Из тряпья ему удалось соорудить подобие рюкзака на спину, в котором он и таскал ребенка почти весь день. За это время он успел перетаскать к берлоге часть вещей из повозки, выпотрошить и освежевать туши убитых вервольфов и наконец, оттягивая до последнего момента, перетащить тела убитых людей на найденный в кибитке брезент. Что делать с ними дальше, Леший не знал. Как не искал он, но среди вещей не нашлось никакого оружия, только видавшее виды охотничье ружье, выстрел из которого он и слышал возле берлоги.

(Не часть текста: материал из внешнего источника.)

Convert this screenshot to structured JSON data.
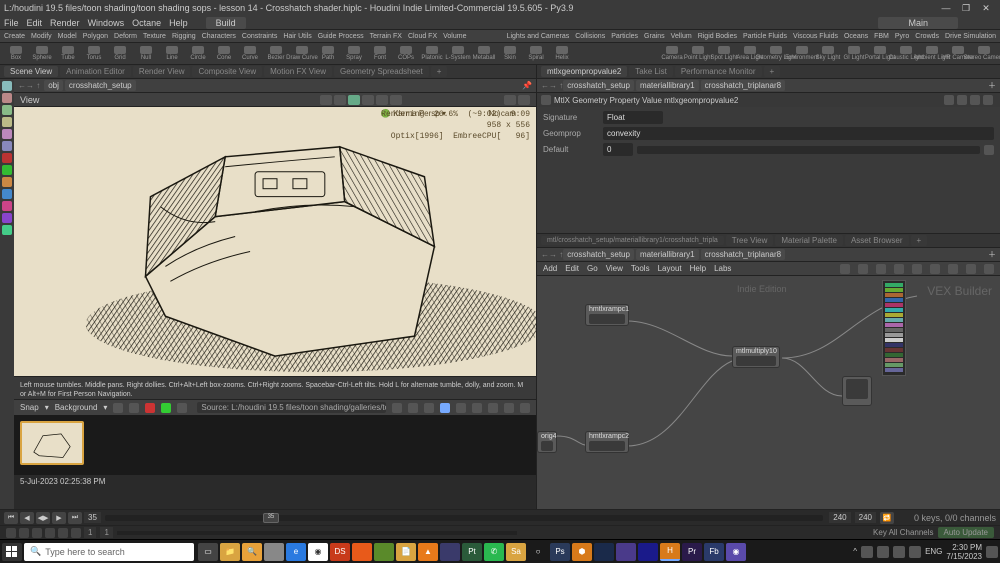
{
  "window": {
    "title": "L:/houdini 19.5 files/toon shading/toon shading sops - lesson 14 - Crosshatch shader.hiplc - Houdini Indie Limited-Commercial 19.5.605 - Py3.9"
  },
  "menus": [
    "File",
    "Edit",
    "Render",
    "Windows",
    "Octane",
    "Help"
  ],
  "build_dropdown": "Build",
  "main_dropdown": "Main",
  "shelfTabs": [
    "Create",
    "Modify",
    "Model",
    "Polygon",
    "Deform",
    "Texture",
    "Rigging",
    "Characters",
    "Constraints",
    "Hair Utils",
    "Guide Process",
    "Terrain FX",
    "Cloud FX",
    "Volume"
  ],
  "shelfTabs2": [
    "Lights and Cameras",
    "Collisions",
    "Particles",
    "Grains",
    "Vellum",
    "Rigid Bodies",
    "Particle Fluids",
    "Viscous Fluids",
    "Oceans",
    "FBM",
    "Pyro",
    "Crowds",
    "Drive Simulation"
  ],
  "shelfTools": [
    "Box",
    "Sphere",
    "Tube",
    "Torus",
    "Grid",
    "Null",
    "Line",
    "Circle",
    "Cone",
    "Curve",
    "Bezier",
    "Draw Curve",
    "Path",
    "Spray",
    "Font",
    "COPs",
    "Platonic",
    "L-System",
    "Metaball",
    "Skin",
    "Spiral",
    "Helix"
  ],
  "shelfToolsR": [
    "Camera",
    "Point Light",
    "Spot Light",
    "Area Light",
    "Geometry Light",
    "Environment",
    "Sky Light",
    "GI Light",
    "Portal Light",
    "Caustic Light",
    "Ambient Light",
    "VR Camera",
    "Stereo Camera"
  ],
  "paneTabs": [
    "Scene View",
    "Animation Editor",
    "Render View",
    "Composite View",
    "Motion FX View",
    "Geometry Spreadsheet"
  ],
  "paneTabsR": [
    "mtlxgeompropvalue2",
    "Take List",
    "Performance Monitor"
  ],
  "path": {
    "obj": "obj",
    "setup": "crosshatch_setup"
  },
  "view_title": "View",
  "vp_badge": "Karma Persp",
  "vp_nocam": "No cam",
  "vp_overlay": "Rendering  26.6%  (~9:02)  9:09\n             958 x 556\nOptix[1996]  EmbreeCPU[   96]",
  "vp_hint": "Left mouse tumbles. Middle pans. Right dollies. Ctrl+Alt+Left box-zooms. Ctrl+Right zooms. Spacebar-Ctrl-Left tilts. Hold L for alternate tumble, dolly, and zoom.    M or Alt+M for First Person Navigation.",
  "snap_label": "Snap",
  "bg_label": "Background",
  "source": "Source: L:/houdini 19.5 files/toon shading/galleries/toon s",
  "timestamp": "5-Jul-2023 02:25:38 PM",
  "paramHeader": "MtlX Geometry Property Value  mtlxgeompropvalue2",
  "param_sig": "Signature",
  "param_sig_val": "Float",
  "param_gp": "Geomprop",
  "param_gp_val": "convexity",
  "param_def": "Default",
  "param_def_val": "0",
  "nodePath": {
    "a": "crosshatch_setup",
    "b": "materiallibrary1",
    "c": "crosshatch_triplanar8"
  },
  "nodeTabsR": [
    "Tree View",
    "Material Palette",
    "Asset Browser"
  ],
  "nodeMenus": [
    "Add",
    "Edit",
    "Go",
    "View",
    "Tools",
    "Layout",
    "Help",
    "Labs"
  ],
  "watermark": "VEX Builder",
  "wm2": "Indie Edition",
  "nodes": {
    "ramp1": "hmtlxrampc1",
    "ramp2": "hmtlxrampc2",
    "mult": "mtlmultiply10",
    "out": "",
    "in4": "orig4"
  },
  "tl_cur": "35",
  "tl_end1": "240",
  "tl_end2": "240",
  "tl_keys": "0 keys, 0/0 channels",
  "tl_keyall": "Key All Channels",
  "tl_auto": "Auto Update",
  "status_f1": "1",
  "status_f2": "1",
  "taskbar": {
    "search": "Type here to search",
    "time": "2:30 PM",
    "date": "7/15/2023",
    "lang": "ENG"
  }
}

Сложно было представить, что двигало людьми, перебиравшимися через практически непроходимые, кишащие хищниками заросли без серьезного оружия, да еще и с маленьким ребенком. Были настолько наивны? Или бежали от еще более страшной напасти?

Раздумывать над этим вопросом долго не пришлось – острый нюх лесного жителя начал чувствовать до крайности неприятный запах, а малыш за спиной громко заплакал. В очередной раз проклиная все на свете, Леший стащил со спины импровизированный рюкзак, двигаясь очень осторожно, чтобы не задеть ребенка длинными когтями. Первая догадка оказалось верной. Выискивая в мешке с тряпьем что-нибудь более или менее чистое, Леший чуть не плакал, шепча все ругательства, которые только удавалось вспомнить.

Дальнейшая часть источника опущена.